Délivrance de John Boorman

Intérêt
Il est des films qui marquent durablement la mémoire des cinéphiles. Délivrance de John Boorman a conservé le même pouvoir de fascination et la force de son propos plus de quarante années plus tard.


Table des matières

1. ANALYSE


Dès l’ouverture du film de John Boorman - réalisateur, entre autres, de Zardoz (1973), de Excalibur (1981) et de la Forêt d’émeraude (1985) -, les enjeux sont clairement posés. Lewis (Burt Reynolds) explique à ses trois compagnons Ed (John Voight), Drew et Bobby la raison de son projet : descendre la rivière sauvage à canoë avant qu’un barrage ne la transforme en lac. Le spectateur entend les paroles de cette explication, mais, sur l’écran, défilent les images des travaux de construction du dit barrage. Lewis précise son propos et déplore que l’on fasse disparaître la nature au nom d’un prétendu progrès. Puis le silence se fait. Et une violente explosion retentit aussitôt après, alors que l’écran montre une roche pulvérisée. Cette explosion est, bien sûr, symbolique et marque l’intervention subjective du réalisateur dans son film : ne fait-elle pas voler en éclats - ironiquement - le discours écologique de Lewis auquel elle succède ? Ne suggère-t-elle pas symboliquement que cette descente de la rivière envisagée comme un retour rousseauiste vers une nature idyllique sera vécue, en réalité, comme une véritable descente aux enfers ?

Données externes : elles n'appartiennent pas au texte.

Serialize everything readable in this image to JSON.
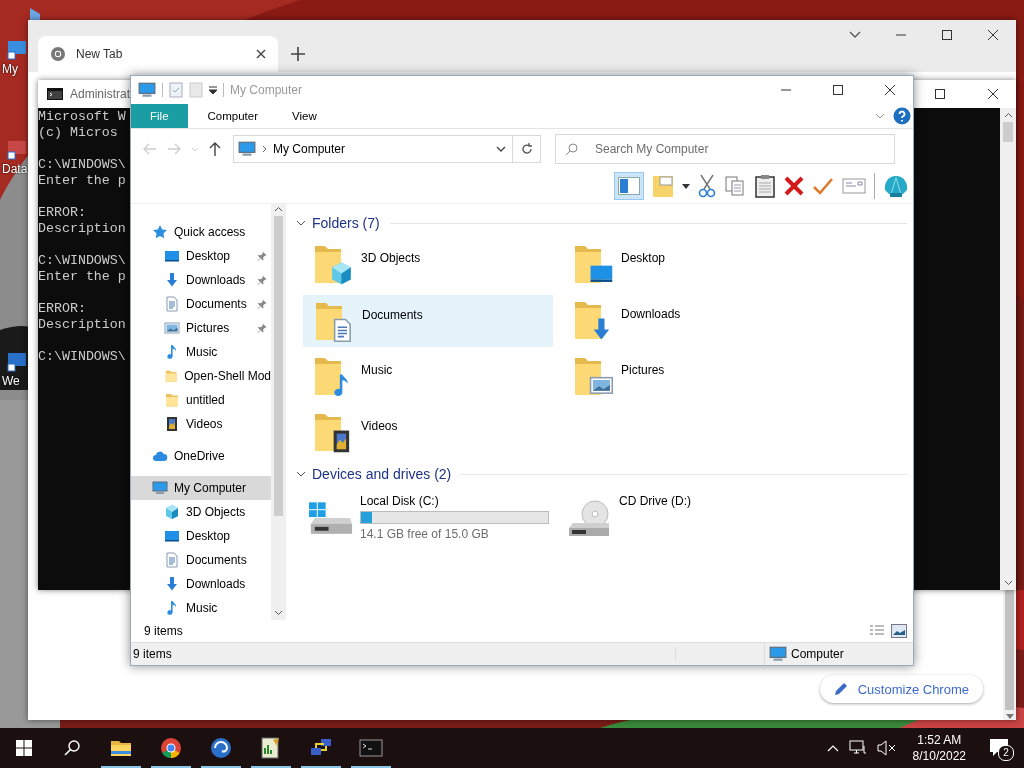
{
  "desktop": {
    "icons": [
      {
        "label": "My"
      },
      {
        "label": "Data"
      },
      {
        "label": "We"
      }
    ]
  },
  "browser": {
    "tabs": [
      {
        "label": "New Tab",
        "selected": true
      }
    ],
    "customize_button": "Customize Chrome"
  },
  "console": {
    "title": "Administrat",
    "blocks": [
      [
        "Microsoft W",
        "(c) Micros"
      ],
      [
        "C:\\WINDOWS\\",
        "Enter the p"
      ],
      [
        "ERROR:",
        "Description"
      ],
      [
        "C:\\WINDOWS\\",
        "Enter the p"
      ],
      [
        "ERROR:",
        "Description"
      ],
      [
        "C:\\WINDOWS\\"
      ]
    ]
  },
  "explorer": {
    "title": "My Computer",
    "ribbon_tabs": [
      {
        "label": "File",
        "selected": true
      },
      {
        "label": "Computer",
        "selected": false
      },
      {
        "label": "View",
        "selected": false
      }
    ],
    "address": "My Computer",
    "search": {
      "placeholder": "Search My Computer"
    },
    "toolbar": {
      "pane_toggle_on": true
    },
    "nav": [
      {
        "label": "Quick access",
        "kind": "star",
        "selected": false,
        "children": [
          {
            "label": "Desktop",
            "kind": "desktop",
            "pinned": true,
            "selected": false
          },
          {
            "label": "Downloads",
            "kind": "downloads",
            "pinned": true,
            "selected": false
          },
          {
            "label": "Documents",
            "kind": "documents",
            "pinned": true,
            "selected": false
          },
          {
            "label": "Pictures",
            "kind": "pictures",
            "pinned": true,
            "selected": false
          },
          {
            "label": "Music",
            "kind": "music",
            "pinned": false,
            "selected": false
          },
          {
            "label": "Open-Shell Mod",
            "kind": "folder",
            "pinned": false,
            "selected": false
          },
          {
            "label": "untitled",
            "kind": "folder",
            "pinned": false,
            "selected": false
          },
          {
            "label": "Videos",
            "kind": "videos",
            "pinned": false,
            "selected": false
          }
        ]
      },
      {
        "label": "OneDrive",
        "kind": "cloud",
        "selected": false
      },
      {
        "label": "My Computer",
        "kind": "computer",
        "selected": true,
        "children": [
          {
            "label": "3D Objects",
            "kind": "objects3d",
            "selected": false
          },
          {
            "label": "Desktop",
            "kind": "desktop",
            "selected": false
          },
          {
            "label": "Documents",
            "kind": "documents",
            "selected": false
          },
          {
            "label": "Downloads",
            "kind": "downloads",
            "selected": false
          },
          {
            "label": "Music",
            "kind": "music",
            "selected": false
          }
        ]
      }
    ],
    "groups": [
      {
        "title": "Folders (7)",
        "expanded": true,
        "items": [
          {
            "label": "3D Objects",
            "kind": "objects3d",
            "selected": false
          },
          {
            "label": "Desktop",
            "kind": "desktop",
            "selected": false
          },
          {
            "label": "Documents",
            "kind": "documents",
            "selected": true
          },
          {
            "label": "Downloads",
            "kind": "downloads",
            "selected": false
          },
          {
            "label": "Music",
            "kind": "music",
            "selected": false
          },
          {
            "label": "Pictures",
            "kind": "pictures",
            "selected": false
          },
          {
            "label": "Videos",
            "kind": "videos",
            "selected": false
          }
        ]
      },
      {
        "title": "Devices and drives (2)",
        "expanded": true,
        "items": [
          {
            "label": "Local Disk (C:)",
            "kind": "disk",
            "level": 0.06,
            "reading": "14.1 GB free of 15.0 GB"
          },
          {
            "label": "CD Drive (D:)",
            "kind": "cd"
          }
        ]
      }
    ],
    "item_count": "9 items",
    "status_bar": {
      "count": "9 items",
      "location": "Computer"
    }
  },
  "taskbar": {
    "apps": [
      {
        "kind": "explorer",
        "running": true
      },
      {
        "kind": "browser",
        "running": true
      },
      {
        "kind": "globe",
        "running": true
      },
      {
        "kind": "notepad",
        "running": true
      },
      {
        "kind": "network",
        "running": true
      },
      {
        "kind": "terminal",
        "running": true
      }
    ],
    "volume_muted": true,
    "time": "1:52 AM",
    "date": "8/10/2022",
    "notifications": "2"
  }
}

Commencée dans la bonne humeur et dans la volonté du défi que l'on se lance à soi-même, cette quête d'une innocence par le retour à la nature est vouée à l'échec. Nos quatre « civilisés » se trouvent rapidement confrontés non seulement aux dangers prévisibles de la rivière tumultueuse, mais également à l'agression sauvage inattendue de deux chasseurs aussi primitifs et violents que peut l'être le courant impétueux de l'eau. Boorman signifie ainsi que ces quatre envahisseurs ont violé la forêt et que la forêt, en un juste retour des choses, les violera à son tour selon l'antique loi du talion. Dès lors, l'instinct de vie cimente les quatre amis et les contraint à bafouer leurs valeurs morales civilisées (« ne pas tuer », « ne pas mentir », etc.). La délivrance par la Nature se révèle être une illusion : le point de départ du jeu de la survivance s'est transformé, à l'arrivée, en tragédie de la survie.

Le propos du réalisateur se précise encore lors du retour à la civilisation de ces aventuriers du dimanche : en effet, le premier signe que la descente de la rivière s'achève (et que les personnages en ont fini avec leur cauchemar !) est la vision d'épaves d'automobiles abandonnées au bord de l'eau en un plan cinématographique qui fait écho à celui - à l'entame du film - des travaux de construction du barrage, comme si Boorman, en se servant d'une structure en boucle, insistait ainsi sur la faillite d'une civilisation dont le progrès passe par l'anéantissement de la Nature. L'ironie est par ailleurs toujours sous-jacente : ce sont nos déchets qui sont les signes annonciateurs de notre civilisation !!!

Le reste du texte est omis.